Martina Corgnati: Silvio Wolf si sente libero di agire rispetto allo spazio perché esso si offre naturalmente. Nella sua fotografia gli spazi sono tanti, si insinuano l’uno nell’altro: lo spazio interno, a cui l’immagine è attinente perché lo rappresenta, che in un lavoro recente (Belvedere) arriva a ulteriormente scomporsi nello spazio della superficie di uno specchio e quello virtuale nel suo interno. Inoltre, lo spazio dimensionale del cibachrome, paradossale, condizione limite del linguaggio, tanto sottile da annullare il valore di realtà della terza dimensione ed essere soltanto una soglia fra interno ed esterno.
SW: Il lavoro è sempre inerente a questioni di natura linguistica, tanto che le immagini risultano forme compiute di un oggetto interno al linguaggio, i cui segni sono la luce e il tempo. La fotografia, dato concreto, è luogo di coincidenza possibile fra interno ed esterno, cioè fra spazio (luce = spazio visibile) e tempo.
MC: La nozione di tempo, nella ricerca di Silvio Wolf, si riferisce a un concetto, anche in questo caso, non univoco: il tempo di formazione dell’immagine (fotoimpressione), che ha a che fare con la perentoria banalità dell’orario dei treni; il tempo delle cantine, quello che passa fra il momento in cui il materiale fotografico grezzo viene accumulato e il momento in cui viene selezionato, circa due anni, durante i quali Silvio Wolf è cambiato sensorialmente e mnemonicamente rispetto alle immagini immobili; il tempo mancante nell’esperienza del fotografo, la cecità istantanea che permette di trasferire l’esperienza visiva alla pellicola; infine, tempo interno al lavoro o rappresentato.
SW: “Per capire cosa io intendo per tempo rappresentato è illuminante riferirsi a un’opera di Pieter Bruegel il Vecchio (Danza di Contadini, Vienna).
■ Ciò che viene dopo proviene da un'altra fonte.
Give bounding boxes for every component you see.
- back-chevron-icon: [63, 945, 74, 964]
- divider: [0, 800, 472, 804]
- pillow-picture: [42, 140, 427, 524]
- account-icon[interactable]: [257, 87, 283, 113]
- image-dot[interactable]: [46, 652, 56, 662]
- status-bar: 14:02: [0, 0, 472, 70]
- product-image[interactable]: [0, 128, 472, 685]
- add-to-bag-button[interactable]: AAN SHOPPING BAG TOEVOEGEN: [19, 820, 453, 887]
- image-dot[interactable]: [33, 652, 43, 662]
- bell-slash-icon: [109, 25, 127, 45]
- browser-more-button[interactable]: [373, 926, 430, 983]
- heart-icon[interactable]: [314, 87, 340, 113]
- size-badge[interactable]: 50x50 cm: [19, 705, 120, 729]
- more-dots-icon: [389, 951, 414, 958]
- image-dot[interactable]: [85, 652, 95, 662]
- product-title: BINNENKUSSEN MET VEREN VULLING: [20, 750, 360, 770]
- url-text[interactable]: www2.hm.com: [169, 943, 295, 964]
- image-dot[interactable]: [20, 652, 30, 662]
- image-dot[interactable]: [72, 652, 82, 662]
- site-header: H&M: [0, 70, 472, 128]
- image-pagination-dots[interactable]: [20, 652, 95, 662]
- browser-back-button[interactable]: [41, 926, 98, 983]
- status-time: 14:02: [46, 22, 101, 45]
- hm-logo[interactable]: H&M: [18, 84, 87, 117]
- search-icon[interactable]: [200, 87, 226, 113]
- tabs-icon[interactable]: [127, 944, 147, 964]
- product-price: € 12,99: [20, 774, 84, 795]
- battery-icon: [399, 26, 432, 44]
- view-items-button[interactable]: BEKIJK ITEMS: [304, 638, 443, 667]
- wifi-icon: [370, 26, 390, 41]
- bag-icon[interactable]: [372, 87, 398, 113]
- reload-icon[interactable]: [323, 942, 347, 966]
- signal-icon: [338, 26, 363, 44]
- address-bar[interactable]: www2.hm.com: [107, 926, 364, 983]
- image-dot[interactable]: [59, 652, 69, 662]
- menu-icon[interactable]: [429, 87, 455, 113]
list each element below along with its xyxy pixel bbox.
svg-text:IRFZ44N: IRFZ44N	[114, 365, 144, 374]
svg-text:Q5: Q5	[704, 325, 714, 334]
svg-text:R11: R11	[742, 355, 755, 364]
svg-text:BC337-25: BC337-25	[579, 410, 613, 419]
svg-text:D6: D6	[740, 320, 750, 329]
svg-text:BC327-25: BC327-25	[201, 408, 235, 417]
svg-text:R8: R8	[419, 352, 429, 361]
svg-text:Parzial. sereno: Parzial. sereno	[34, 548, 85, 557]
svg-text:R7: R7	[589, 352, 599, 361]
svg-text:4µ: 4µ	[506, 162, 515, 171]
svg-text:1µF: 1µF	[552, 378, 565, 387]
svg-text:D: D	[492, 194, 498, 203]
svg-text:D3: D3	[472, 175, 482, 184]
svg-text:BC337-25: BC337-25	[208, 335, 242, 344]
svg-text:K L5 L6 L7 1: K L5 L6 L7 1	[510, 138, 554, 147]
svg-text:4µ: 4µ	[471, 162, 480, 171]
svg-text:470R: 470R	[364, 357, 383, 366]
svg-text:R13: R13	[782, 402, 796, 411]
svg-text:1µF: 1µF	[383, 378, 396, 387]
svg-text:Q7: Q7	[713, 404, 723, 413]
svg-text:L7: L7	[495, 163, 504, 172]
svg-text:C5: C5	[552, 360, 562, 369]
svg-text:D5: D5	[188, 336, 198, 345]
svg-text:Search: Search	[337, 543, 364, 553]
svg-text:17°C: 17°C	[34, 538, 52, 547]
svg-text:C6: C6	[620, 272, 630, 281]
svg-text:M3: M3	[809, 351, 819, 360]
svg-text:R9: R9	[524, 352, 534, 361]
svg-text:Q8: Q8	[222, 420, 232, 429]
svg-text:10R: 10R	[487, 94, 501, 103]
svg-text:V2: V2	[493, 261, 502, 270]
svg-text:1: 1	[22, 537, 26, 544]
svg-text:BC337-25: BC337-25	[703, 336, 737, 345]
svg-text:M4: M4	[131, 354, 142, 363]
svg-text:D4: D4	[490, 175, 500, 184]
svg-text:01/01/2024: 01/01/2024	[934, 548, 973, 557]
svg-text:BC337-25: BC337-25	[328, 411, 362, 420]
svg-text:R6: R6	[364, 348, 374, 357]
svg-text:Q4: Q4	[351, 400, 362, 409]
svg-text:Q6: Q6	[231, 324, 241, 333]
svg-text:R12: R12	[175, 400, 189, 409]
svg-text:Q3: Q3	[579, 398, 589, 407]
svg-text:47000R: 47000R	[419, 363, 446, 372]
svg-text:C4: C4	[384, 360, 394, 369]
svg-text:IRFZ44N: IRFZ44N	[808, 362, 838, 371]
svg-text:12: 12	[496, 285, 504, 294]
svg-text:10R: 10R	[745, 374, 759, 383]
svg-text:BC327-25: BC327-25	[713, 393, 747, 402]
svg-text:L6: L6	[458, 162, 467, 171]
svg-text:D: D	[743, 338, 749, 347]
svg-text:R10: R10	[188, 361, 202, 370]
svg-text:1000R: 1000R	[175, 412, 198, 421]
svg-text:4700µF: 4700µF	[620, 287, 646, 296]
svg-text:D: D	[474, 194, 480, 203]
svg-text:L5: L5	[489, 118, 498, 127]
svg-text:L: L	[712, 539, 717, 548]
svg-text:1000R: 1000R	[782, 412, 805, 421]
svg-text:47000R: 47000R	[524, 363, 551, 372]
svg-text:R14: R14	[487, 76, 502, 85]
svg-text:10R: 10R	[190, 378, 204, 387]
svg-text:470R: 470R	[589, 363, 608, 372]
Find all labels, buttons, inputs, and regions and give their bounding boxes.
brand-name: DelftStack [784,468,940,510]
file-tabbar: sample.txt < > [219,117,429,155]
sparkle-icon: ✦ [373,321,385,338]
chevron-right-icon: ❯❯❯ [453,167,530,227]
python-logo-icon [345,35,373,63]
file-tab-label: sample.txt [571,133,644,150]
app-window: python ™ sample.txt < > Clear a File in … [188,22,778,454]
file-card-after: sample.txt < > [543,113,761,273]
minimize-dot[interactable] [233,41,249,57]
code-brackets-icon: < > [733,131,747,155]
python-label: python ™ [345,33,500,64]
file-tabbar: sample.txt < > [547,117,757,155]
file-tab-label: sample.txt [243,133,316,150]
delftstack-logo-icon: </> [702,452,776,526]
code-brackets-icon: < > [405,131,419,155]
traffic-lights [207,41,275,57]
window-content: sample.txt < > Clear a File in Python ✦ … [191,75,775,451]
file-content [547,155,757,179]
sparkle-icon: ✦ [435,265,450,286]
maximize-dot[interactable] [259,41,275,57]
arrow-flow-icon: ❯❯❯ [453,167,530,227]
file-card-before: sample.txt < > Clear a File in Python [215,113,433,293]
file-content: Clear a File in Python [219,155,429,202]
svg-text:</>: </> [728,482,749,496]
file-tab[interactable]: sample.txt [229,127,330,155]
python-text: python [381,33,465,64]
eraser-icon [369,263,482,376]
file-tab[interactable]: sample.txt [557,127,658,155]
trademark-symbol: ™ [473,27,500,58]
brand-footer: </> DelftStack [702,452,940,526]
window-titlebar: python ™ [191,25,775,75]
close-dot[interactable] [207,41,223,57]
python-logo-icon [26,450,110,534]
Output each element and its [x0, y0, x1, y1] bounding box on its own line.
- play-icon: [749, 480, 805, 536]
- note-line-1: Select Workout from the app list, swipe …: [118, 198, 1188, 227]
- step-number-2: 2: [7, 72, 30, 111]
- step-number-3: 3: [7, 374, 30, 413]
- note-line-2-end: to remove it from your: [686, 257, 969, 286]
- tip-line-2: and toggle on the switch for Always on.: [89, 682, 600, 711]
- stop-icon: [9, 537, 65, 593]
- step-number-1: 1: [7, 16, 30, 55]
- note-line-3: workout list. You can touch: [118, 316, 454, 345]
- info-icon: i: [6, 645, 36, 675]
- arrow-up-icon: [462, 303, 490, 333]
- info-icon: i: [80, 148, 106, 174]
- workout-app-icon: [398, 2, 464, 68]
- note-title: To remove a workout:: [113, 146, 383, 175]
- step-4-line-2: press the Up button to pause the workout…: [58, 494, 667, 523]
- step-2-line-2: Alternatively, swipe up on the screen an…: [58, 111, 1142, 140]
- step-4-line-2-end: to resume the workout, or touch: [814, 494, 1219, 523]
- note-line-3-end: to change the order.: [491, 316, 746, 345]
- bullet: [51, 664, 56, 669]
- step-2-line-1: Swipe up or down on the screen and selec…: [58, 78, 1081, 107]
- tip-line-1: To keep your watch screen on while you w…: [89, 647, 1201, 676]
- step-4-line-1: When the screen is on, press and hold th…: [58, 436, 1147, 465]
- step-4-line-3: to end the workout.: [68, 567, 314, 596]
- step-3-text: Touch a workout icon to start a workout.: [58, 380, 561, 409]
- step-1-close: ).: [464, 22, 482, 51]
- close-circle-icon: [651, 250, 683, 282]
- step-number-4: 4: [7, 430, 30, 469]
L’insieme delle figure danza, completamente coinvolto dal tempo dell’opera. Una coppia soltanto sta precipitandosi a raggiungere gli altri: arriva da un tempo diverso, fuori dal quadro, tanto che un piede della donna non è entrato nella tela, è ancora al di qua. Fantastico incrocio dimensionale, scandito da una diagonale; il tutto in 114 x 164 centimetri. Basta poco.
MC: Bruegel però dipinge, Silvio Wolf fotografa, fa immagine e sperimentazione. Non ci si interroga sul tempo come categoria concettuale.
SW: Quello che conta sono le strutture formali profonde della mente, come le diagonali in Bruegel; c’è in lui un interesse per le questioni morali, espresso in maniera quasi didattica. Qualcosa di simile si trova in J.S. Bach. Penso all’Arte della Fuga, da me incontrata a Berlino nel 1982. A partire da un tema semplice e potente Bach ha costruito un’opera d’arte combinatoria, solida e liquida.
MC: Silvio Wolf ha eseguito B.A.C.H., un lavoro sugli zampilli di acqua.
SW: L’acqua è infinita possibilità d’immagine e di vita. Nella fotografia il mutamento è realizzato nel senso della istantaneità e della simultaneità.
MC: Si parla di una condizione artificiale prodotta con l’opera compiuta, che è infatti una compresenza di tante istantaneità presentate simultaneamente (polittico). La successione lineare degli eventi, vecchia come l’esistenza quotidiana, la sequenza, è perciò irresistibilmente frantumata.
SW: Questo è simile all’idea dell’armonia musicale: un unico suono che li comprende tutti ma che rispetta la specificità dei singoli. Nello spartito tutto ciò si realizza addirittura visivamente.
MC: La forma cercata è equilibrio, è ordine elaborato delle parti. La composizione si sviluppa come simultaneità ma anche come spazialità.
SW: Le immagini esterne corrispondono a certe autonome immagini mentali, preesistenti e relative alla esplorazione del mondo. C’è una specie di senso medianico in zone speciali del reale dove alcune risposte sembrano possibili. La selezione è una forma d’amore.
MC: L’amore sceglie un luogo, un particolare punto della realtà esterna da cui Silvio Wolf è attraversato. Qualcosa viene trattenuto, in questo processo, la fotografia; e l’opera compiuta lo restituisce al mondo.